We were lazing on the rim of a tank with a great tower in a university with Mn, ekanetra and ST. Mn remarked that he has great admiration for some mlechCha scientists and bloggers, who not only wrote on science but also such a wide range of “general issues” including social, artistic and cultural ones. He then showed us some samples of their writings on his smart phone and remarked that most of us bhArata-s are so narrow-gauge in our focus on science or technology. Should we not be inspired by these scientists/bloggers and emulate them in presenting a broader intellectual vision to include social and cultural issues rather than just science. Here, we must point out that even though ancestors of all four of us (including some common ones) were agnichit-s, the smoke from whose altars rose to the high antarikSha, Mn was one who had deliberately expunged this knowledge from his head. He had so soaked up the ways of his occidental teachers that he recently declared that he felt about the same affinity for Sanskrit as he felt for Urdu or Latin, and in any case it was way below what he felt for French, German or English. Given all of this, it was not a big surprise to the rest of us that his range of “general issues” were purely those defined by what the occidental professors allowed to be a part of the broader discourse [Note they feel certain matters are largely out of bounds]. The acceptance of this “spectrum of transmission” defined by them is verily one of the signs of the end of the intellectual tradition of heathenism in the west and the presence of the heavy hand of its enemies in the subcontinent. A man of brAhmaNa descent had forgotten that in bhArata we always respected the sarva-shAstra-vit and did not place boundaries in our acquisition of knowledge.

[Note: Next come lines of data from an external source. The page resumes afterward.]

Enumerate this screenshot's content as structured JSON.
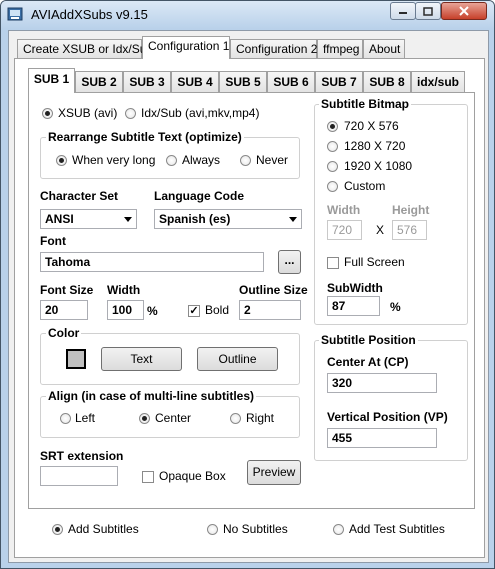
{
  "window": {
    "title": "AVIAddXSubs v9.15"
  },
  "top_tabs": [
    {
      "label": "Create XSUB or Idx/Sub"
    },
    {
      "label": "Configuration 1"
    },
    {
      "label": "Configuration 2"
    },
    {
      "label": "ffmpeg"
    },
    {
      "label": "About"
    }
  ],
  "sub_tabs": [
    {
      "label": "SUB 1"
    },
    {
      "label": "SUB 2"
    },
    {
      "label": "SUB 3"
    },
    {
      "label": "SUB 4"
    },
    {
      "label": "SUB 5"
    },
    {
      "label": "SUB 6"
    },
    {
      "label": "SUB 7"
    },
    {
      "label": "SUB 8"
    },
    {
      "label": "idx/sub"
    }
  ],
  "format": {
    "xsub_label": "XSUB (avi)",
    "idxsub_label": "Idx/Sub (avi,mkv,mp4)"
  },
  "rearrange": {
    "title": "Rearrange Subtitle Text (optimize)",
    "very_long": "When very long",
    "always": "Always",
    "never": "Never"
  },
  "charset": {
    "label": "Character Set",
    "value": "ANSI"
  },
  "language": {
    "label": "Language Code",
    "value": "Spanish (es)"
  },
  "font": {
    "label": "Font",
    "value": "Tahoma",
    "browse": "..."
  },
  "font_size": {
    "label": "Font Size",
    "value": "20"
  },
  "width": {
    "label": "Width",
    "value": "100",
    "unit": "%"
  },
  "bold": {
    "label": "Bold",
    "mark": "✓"
  },
  "outline_size": {
    "label": "Outline Size",
    "value": "2"
  },
  "color": {
    "title": "Color",
    "text_btn": "Text",
    "outline_btn": "Outline"
  },
  "align": {
    "title": "Align (in case of multi-line subtitles)",
    "left": "Left",
    "center": "Center",
    "right": "Right"
  },
  "srt": {
    "label": "SRT extension",
    "value": ""
  },
  "opaque": {
    "label": "Opaque Box"
  },
  "preview": {
    "label": "Preview"
  },
  "bitmap": {
    "title": "Subtitle Bitmap",
    "options": [
      "720 X 576",
      "1280 X 720",
      "1920 X 1080",
      "Custom"
    ],
    "width_label": "Width",
    "height_label": "Height",
    "width_value": "720",
    "x": "X",
    "height_value": "576",
    "fullscreen": "Full Screen",
    "subwidth_label": "SubWidth",
    "subwidth_value": "87",
    "subwidth_unit": "%"
  },
  "position": {
    "title": "Subtitle Position",
    "center_label": "Center At (CP)",
    "center_value": "320",
    "vertical_label": "Vertical Position (VP)",
    "vertical_value": "455"
  },
  "bottom": {
    "add": "Add Subtitles",
    "none": "No Subtitles",
    "test": "Add Test Subtitles"
  },
  "colors": {
    "title_bar": "#b9d1ea",
    "close": "#c7402a"
  }
}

Footnote 1: Gemistos Plethon->Bessarion->Argyropoulos (and others of the revived Neoplatonic school)->Leonardo da Vinci
Footnote 2: The Corybantes are also mentioned by Plato as participating in an ecstatic dance as part of the retinue of Rhea. Rhea is an ortholog of the Indo-Aryan goddess aditI. It is possible that the fleetingly alluded yati-s in RV 10.72.7 in the company of aditI are cognates of the Corybantes. Plethon placed great importance on the teachings of the Corybantes in the ancient temple of Zeus as one of the original teachings of the pan-heathen tradition.
Footnote 3: Indeed the earliest surviving expression of this is seen in the mantra of gR^itsamada shaunahotra:
tisro bhUmIr dhArayan trInr uta dyUn trINi vratA vidathe antar eShAm |
R^itenAdityA mahi vo mahitvaM tad aryaman varuNa mitra chAru || (RV 2.27.8)
They uphold three earths and the three heavens; triadic are their functions in the assembly [of deva-s]. The might of the Aditya-s seen in the form of the R^ita, pleasing is that might of yours, aryaman, varuNa, and mitra.
Footnote 4: One could say that we are in a state of weakness, but let us not forget the wisdom of one our heroes in the struggle against Islam, the founder of the mahArATTa empire, who called for strikes deep in the Moslem territories even as they were prosecuting the Jihad with much violence in his own land. That is what brings victory.